Gardner was born in Kendal in Cumbria and after leaving school worked with George Romney. Romney himself had left Kendal for London in 1762, and Gardner followed in either 1767 or 1768, living initially at 11 Cockspur Street, very close to the Royal Academy Schools in Pall Mall which he joined in 1770. On leaving the schools, Gardner joined Joshua Reynolds's studio as an assistant in exchange for further tuition. Gardner was therefore working for Reynolds at the moment he was experimenting with his grandest and most impressive exhibition portraits. Shortly after establishing his own practice, Gardner began to produce works in pastel which closely followed the fashions established by his former master, simply replicating poses and compositions on a more domestic scale. The present portrait perfectly illustrates Gardner’s working method. 

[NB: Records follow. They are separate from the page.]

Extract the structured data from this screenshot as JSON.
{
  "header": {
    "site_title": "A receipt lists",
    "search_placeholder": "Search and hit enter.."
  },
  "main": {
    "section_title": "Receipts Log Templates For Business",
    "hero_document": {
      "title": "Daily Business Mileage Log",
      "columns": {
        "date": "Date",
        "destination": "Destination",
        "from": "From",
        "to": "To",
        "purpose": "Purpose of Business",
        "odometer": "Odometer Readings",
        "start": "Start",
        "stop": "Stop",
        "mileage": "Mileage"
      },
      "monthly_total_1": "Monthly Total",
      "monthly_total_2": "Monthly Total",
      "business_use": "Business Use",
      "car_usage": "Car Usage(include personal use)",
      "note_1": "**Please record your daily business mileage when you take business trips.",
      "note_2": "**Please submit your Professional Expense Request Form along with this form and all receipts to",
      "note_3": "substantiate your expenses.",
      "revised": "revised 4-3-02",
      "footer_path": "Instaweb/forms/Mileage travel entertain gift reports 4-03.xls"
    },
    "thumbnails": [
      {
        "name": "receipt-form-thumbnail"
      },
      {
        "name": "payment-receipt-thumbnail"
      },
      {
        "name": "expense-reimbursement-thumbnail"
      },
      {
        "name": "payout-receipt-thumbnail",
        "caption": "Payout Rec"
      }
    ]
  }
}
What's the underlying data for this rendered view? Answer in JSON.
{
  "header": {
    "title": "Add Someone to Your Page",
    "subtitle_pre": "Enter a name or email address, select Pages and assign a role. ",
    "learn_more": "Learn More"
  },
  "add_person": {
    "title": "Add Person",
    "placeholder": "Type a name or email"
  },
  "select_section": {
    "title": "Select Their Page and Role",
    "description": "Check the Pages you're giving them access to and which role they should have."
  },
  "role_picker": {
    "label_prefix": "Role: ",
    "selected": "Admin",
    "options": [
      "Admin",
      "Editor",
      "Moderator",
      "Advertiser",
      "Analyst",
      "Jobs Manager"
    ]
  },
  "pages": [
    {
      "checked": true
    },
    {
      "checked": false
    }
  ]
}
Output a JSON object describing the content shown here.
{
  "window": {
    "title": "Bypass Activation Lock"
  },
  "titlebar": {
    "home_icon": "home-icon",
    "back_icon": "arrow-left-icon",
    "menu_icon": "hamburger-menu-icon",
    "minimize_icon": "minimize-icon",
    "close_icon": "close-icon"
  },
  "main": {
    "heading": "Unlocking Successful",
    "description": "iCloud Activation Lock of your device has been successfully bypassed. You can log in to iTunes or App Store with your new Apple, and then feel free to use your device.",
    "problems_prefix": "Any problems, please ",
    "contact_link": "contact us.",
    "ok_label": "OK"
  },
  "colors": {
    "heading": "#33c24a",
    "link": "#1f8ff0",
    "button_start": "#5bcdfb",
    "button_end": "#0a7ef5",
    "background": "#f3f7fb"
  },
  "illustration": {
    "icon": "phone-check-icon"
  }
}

Lady Augusta Corbett and her son are elegantly arranged in a landscape setting, Gardner, as Reynolds frequently did, explores the tender relationship between mother and child in a complex interrelated pose. Reynolds was, at this date, experimenting with the relationship between mothers and children, producing a sequence of portraits of patrician sitters and their offspring arranged imaginative poses. Gardner’s sophisticated portrait is a manifestation of the new interest in children and childhood amongst British aristocrats; Lady Augusta Corbett is consciously shown engaging with her son in tender play, an intimate idea which was ideally suited to the medium of pastel.

Gardner developed a novel technique using pastel to approximate the appearance of oil. By combining pure pastel with a liquid vehicle he was able to create a range of textures, from the soft rendering of features and hair – pencilled in pure pastel - to the more broadly handled landscape background. In the present work the areas of greatest opacity, such as the costume, are created using Gardner’s distinctive technique.

Gardner was exceptionally successful working for a large number of patrician families, remarkably existing without the need to rely on London’s burgeoning exhibiting societies, he showed only one work at the Royal Academy, in 1771. His ability to harness the grand manner portrait style of Reynolds and deploy it on a domestic scale in the fashionable medium of pastel obviously appealed to patrons. More work needs to be done to establish where Gardner’s pastels were displayed, but it seems likely that they were considered more intimate than the formal full-length portraits of Reynolds of Gainsborough.

Lady Augusta Corbett died shortly after this portrait was completed. Her son, Stuart Corbett, went on to have a successful ecclesiastical career. Supported by his mother’s family, Corbett had the perpetual curacy of Wortley, a living controlled by his uncle, the Hon. J. A. Stuart Wortley, eventually being appointed Archdeacon of York in 1837 and receiving the rectory of Ordsall from his cousin, Lord Wharncliffe.